Anguish for terror victims' families over Shalit swap
A memorial to the victims of the 405 bus attack
The mother of a teenager who was killed in a terrorist attack 22 years ago has spoken of her sadness that the perpetrator will be released as part of the Gilad Shalit deal.
Kinneret Cohen was 14 when she died, along with 15 others, after Abed al-Hadi Ganaim attacked on a bus going from Tel Aviv to Jerusalem.
The assault on the number 405 bus saw Ganaim seize control of the vehicle and drive it off a cliff.
Ganaim is expected to be one of the 477 prisoners swapped for Israeli captive Gilad Shalit this week, in order to secure the soldier's return.
While much of Israel is celebrating, the swap – which will ultimately involve more than 1,000 Palestinian prisoners – has caused anguish to the families of those killed at the hands of those who will soon walk free.
Dalia Cohen said she was happy Gilad would be coming home. "I am also a mother…I know how much I would want to get my child back," she added. "But I cannot rejoice. I feel like I am betraying my daughter."
"I am torn to pieces."
Mrs Cohen is not alone. Today in Jerusalem's High Court of Justice, the families of at least four terrorism victims will submit pleas to stay the release of those convicted of the attacks. Gilad's father Noam will be in court to make a statement.

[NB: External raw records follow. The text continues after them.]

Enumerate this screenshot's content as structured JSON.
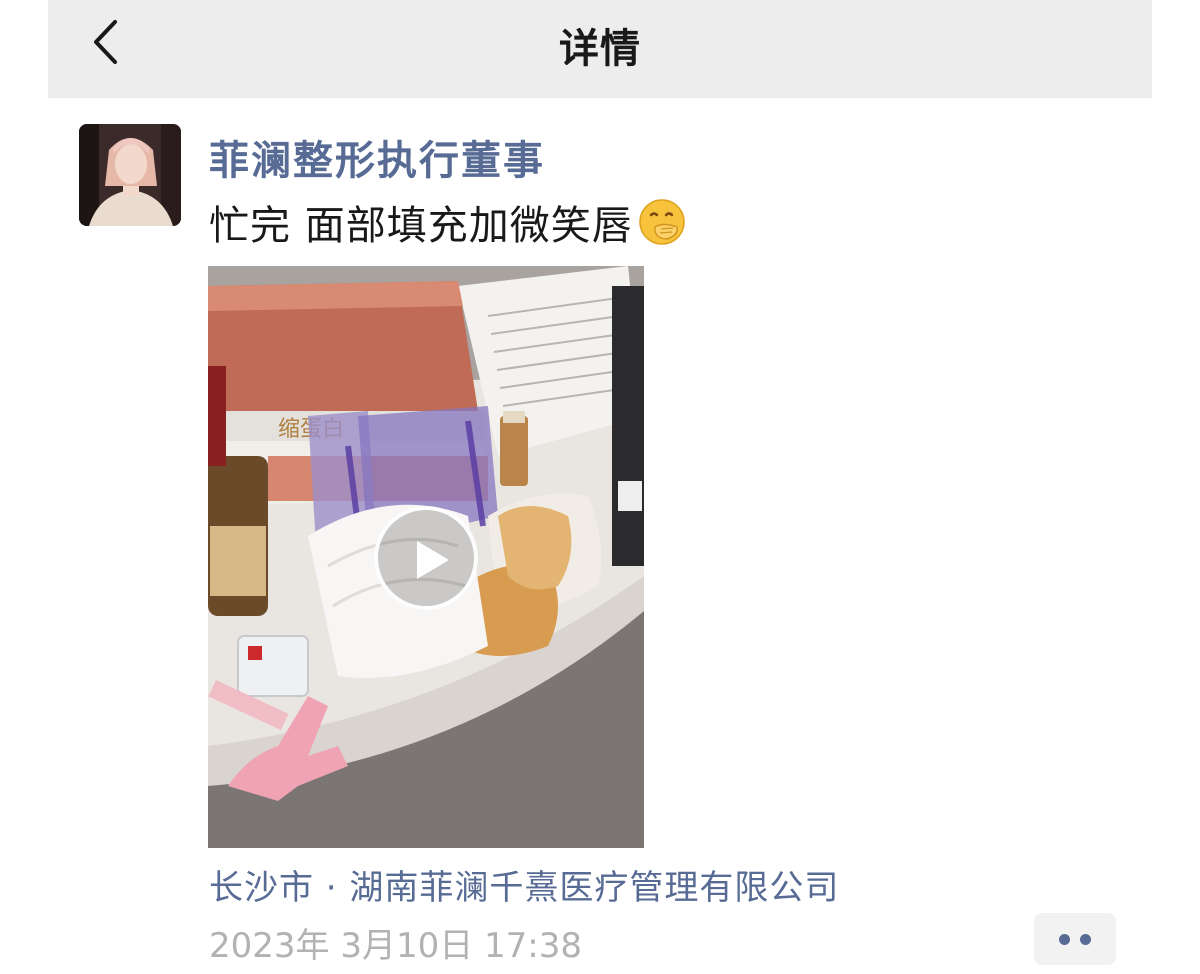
{
  "header": {
    "title": "详情",
    "back_icon": "chevron-left-icon"
  },
  "post": {
    "author": "菲澜整形执行董事",
    "text": "忙完 面部填充加微笑唇",
    "emoji": "hand-over-mouth-emoji",
    "video": {
      "play_icon": "play-icon",
      "box_text": "缩蛋白"
    },
    "location": "长沙市 · 湖南菲澜千熹医疗管理有限公司",
    "timestamp": "2023年 3月10日 17:38",
    "more_icon": "more-dots-icon"
  },
  "colors": {
    "link": "#576b95",
    "header_bg": "#ededed",
    "timestamp": "#b2b2b2"
  }
}
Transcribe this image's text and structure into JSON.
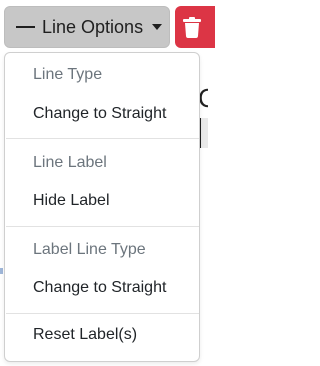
{
  "toolbar": {
    "line_options_label": "Line Options",
    "line_icon": "horizontal-line-icon",
    "caret_icon": "caret-down-icon",
    "delete_icon": "trash-icon",
    "delete_color": "#dc3545"
  },
  "background": {
    "partial_glyph": "C"
  },
  "menu": {
    "sections": [
      {
        "header": "Line Type",
        "item": "Change to Straight"
      },
      {
        "header": "Line Label",
        "item": "Hide Label"
      },
      {
        "header": "Label Line Type",
        "item": "Change to Straight"
      }
    ],
    "reset_label": "Reset Label(s)"
  }
}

Among those in court will be members of the Schijveschuurder family, who saw five relatives killed in a suicide bombing in 2001 at the Sbarro café in Jerusalem branch, including two-year-old Hemda Schijveschuurder.
In total, 15 people died in the blast. Ahlam Tamimi, who disguised herself as a Jewish woman and drove the bomber to the venue, was sentenced to 16 life terms in jail. She is also set to be freed.